Ultra-Orthodox party pans Netanyahu for issuing credit rating statement on Shabbat

Housing minister Goldknopf of United Torah Judaism calls PM’s response ‘inappropriate’; Finance Committee chair says it was ‘totally unnecessary’ and a colleague laments ‘disgrace’

Prime Minister Benjamin Netanyahu, left, and Housing Minister Yitzhak Goldknopf, right, arriving for a cabinet meeting at the Prime Minister's Office in Jerusalem on September 27, 2023. (Chaim Goldberg/Flash90)
Prime Minister Benjamin Netanyahu, left, and Housing Minister Yitzhak Goldknopf, right, arriving for a cabinet meeting at the Prime Minister's Office in Jerusalem on September 27, 2023. (Chaim Goldberg/Flash90)

Ultra-Orthodox lawmakers criticized Prime Minister Benjamin Netanyahu on Saturday night after he issued a statement before the end of Shabbat on US ratings agency Moody’s downgrading Israel’s credit.

It is relatively unusual for officials to publicly engage in nonemergency state business during Shabbat, the Jewish day of rest, which runs for roughly 25 hours, beginning on Friday evening.

Housing Minister Yitzhak Goldknopf, leader of the United Torah Judaism party and chair of its Agudat Yisrael faction, complained in a statement that the prime minister’s response on Shabbat was “inappropriate. It wasn’t a life-saving matter, it wasn’t an emergency situation, and it wasn’t a response that could not have been published after the conclusion of Shabbat.”

Moshe Gafni, chair of Degel Hatorah, the other faction within UTJ, also criticized Netanyahu, saying at a local elections conference in Bnei Brak, “I don’t understand why Prime Minister Benjamin Netanyahu needed to put out a statement on Shabbat. What was the need? It was totally unnecessary.”

MK Yisrael Eichler of UTJ called it a “disgrace and humiliation for the country.”

Gafni, who chairs the Knesset Finance Committee, said in his own response to the Moody’s announcement that it “is not good, but the Israeli economy is a strong economy, I said it in the past and I say it today.

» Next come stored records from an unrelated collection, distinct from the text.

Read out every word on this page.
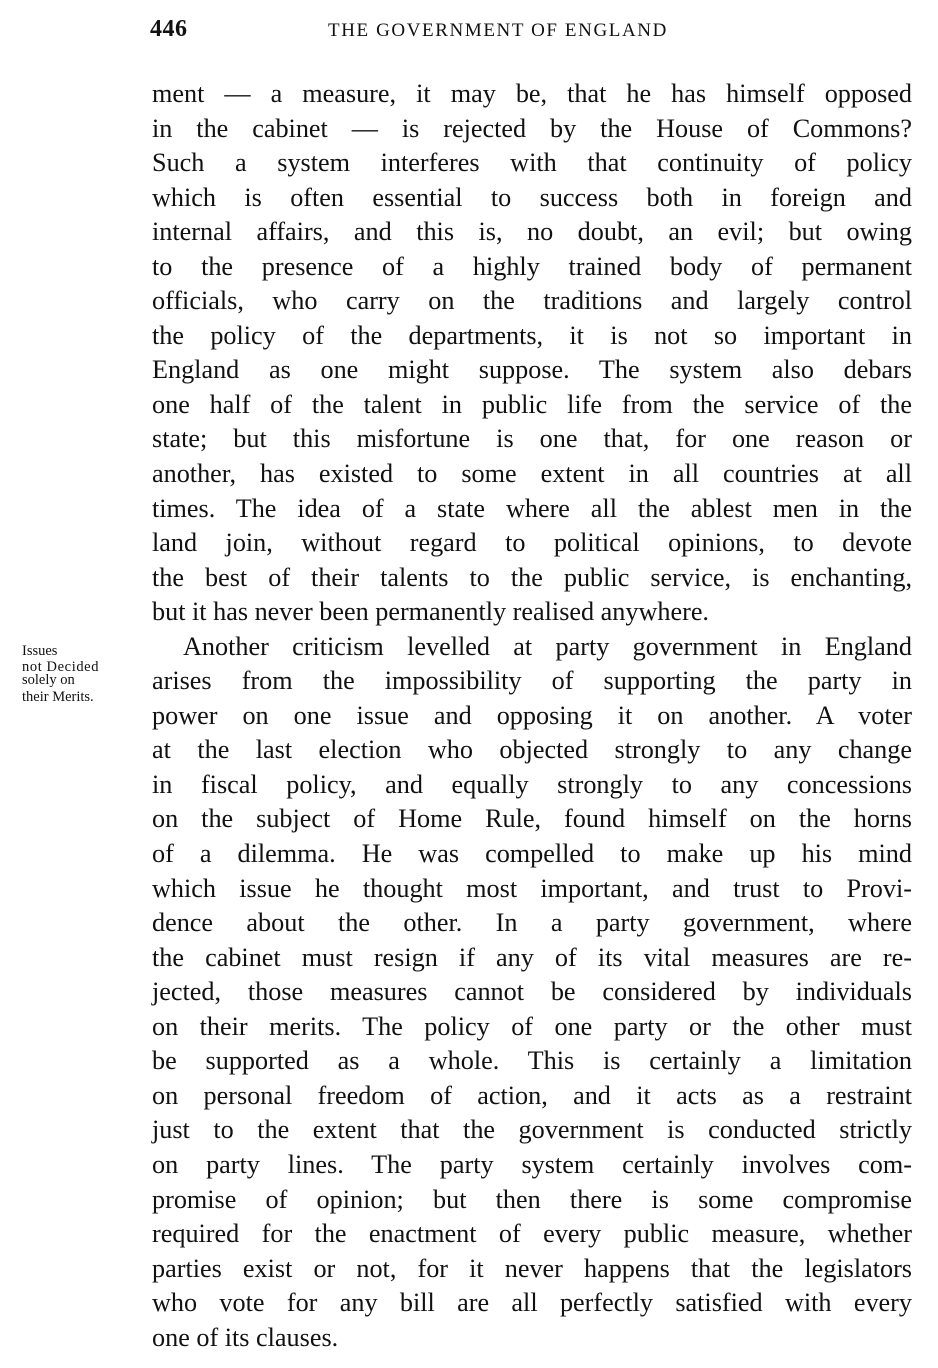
446	THE GOVERNMENT OF ENGLAND
Issues
not Decided
solely on
their Merits.
ment — a measure, it may be, that he has himself opposed
in the cabinet — is rejected by the House of Commons?
Such a system interferes with that continuity of policy
which is often essential to success both in foreign and
internal affairs, and this is, no doubt, an evil; but owing
to the presence of a highly trained body of permanent
officials, who carry on the traditions and largely control
the policy of the departments, it is not so important in
England as one might suppose. The system also debars
one half of the talent in public life from the service of the
state; but this misfortune is one that, for one reason or
another, has existed to some extent in all countries at all
times. The idea of a state where all the ablest men in the
land join, without regard to political opinions, to devote
the best of their talents to the public service, is enchanting,
but it has never been permanently realised anywhere.
Another criticism levelled at party government in England
arises from the impossibility of supporting the party in
power on one issue and opposing it on another. A voter
at the last election who objected strongly to any change
in fiscal policy, and equally strongly to any concessions
on the subject of Home Rule, found himself on the horns
of a dilemma. He was compelled to make up his mind
which issue he thought most important, and trust to Provi-
dence about the other. In a party government, where
the cabinet must resign if any of its vital measures are re-
jected, those measures cannot be considered by individuals
on their merits. The policy of one party or the other must
be supported as a whole. This is certainly a limitation
on personal freedom of action, and it acts as a restraint
just to the extent that the government is conducted strictly
on party lines. The party system certainly involves com-
promise of opinion; but then there is some compromise
required for the enactment of every public measure, whether
parties exist or not, for it never happens that the legislators
who vote for any bill are all perfectly satisfied with every
one of its clauses.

Even in this difficult time when there are large expenses for the war, Israel is coping and will know how to cope with it, with God’s help.”

Knesset Finance Committee chair MK Moshe Gafni during a committee meeting at the Knesset, in Jerusalem, on September 26, 2023. (Chaim Goldberg/Flash90)

On Friday, Moody’s downgraded Israel’s credit due to the impact of its ongoing war with the Hamas terror group in Gaza, lowering it by one notch from A1 to A2.

The ratings agency also lowered its outlook for Israel’s debt to “negative” due to “the risk of an escalation” with the far more powerful Lebanese terror group Hezbollah on Israel’s northern border.

The credit decision had been widely expected, but the rating agency’s move to also lower its outlook to “negative” came as something of a surprise, raising red flags about confidence in the government being able to keep the economy afloat as it takes on more and more debt to pay for the war.

Israel’s hardline coalition has been criticized for failing to shift funding priorities to help pay for the war effort. The government has opted for across-the-board cuts, rather than jettisoning ministries that are widely deemed superfluous, and has left in place discretionary funds made available to political allies under deals reached in coalition talks over a year ago. Ultra-Orthodox parties in particular have been criticized for continuing to insist on money to fund educational institutions that do not meet core curriculum requirements.

United Torah Judaism MK Yisrael Eichler. (Yonatan Sindel/Flash90)

In a rare statement issued over Shabbat, Netanyahu played down the Moody’s decision.

“The Israeli economy is strong. The rating downgrade is not connected to the economy, it is entirely due to the fact that we are in a war,” the premier said.

In his own statement after Shabbat, Finance Minister Bezalel Smotrich denounced the Moody’s rating as an “entirely a political manifesto based on a pessimistic and unfounded geopolitical worldview, which reflects a lack of confidence in Israel’s security and national resilience, as well as an apparent lack of confidence in the righteousness of its path in the face of enemies.”

The war in Gaza was sparked after the devastating Hamas-led onslaught on October 7, in which Palestinian terrorists killed some 1,200 people, mostly civilians, and took 253 as hostages into the Gaza Strip. In response, Israel launched airstrikes and a ground offensive aimed at toppling the Gaza-ruling Hamas and returning the hostages.

According to the Hamas-controlled health ministry in Gaza, at least 27,947 people in the enclave have died, an unverified figure that does not differentiate between combatants and civilians and is believed to include Palestinians killed as a consequence of errant missiles fired by terror groups in the Strip.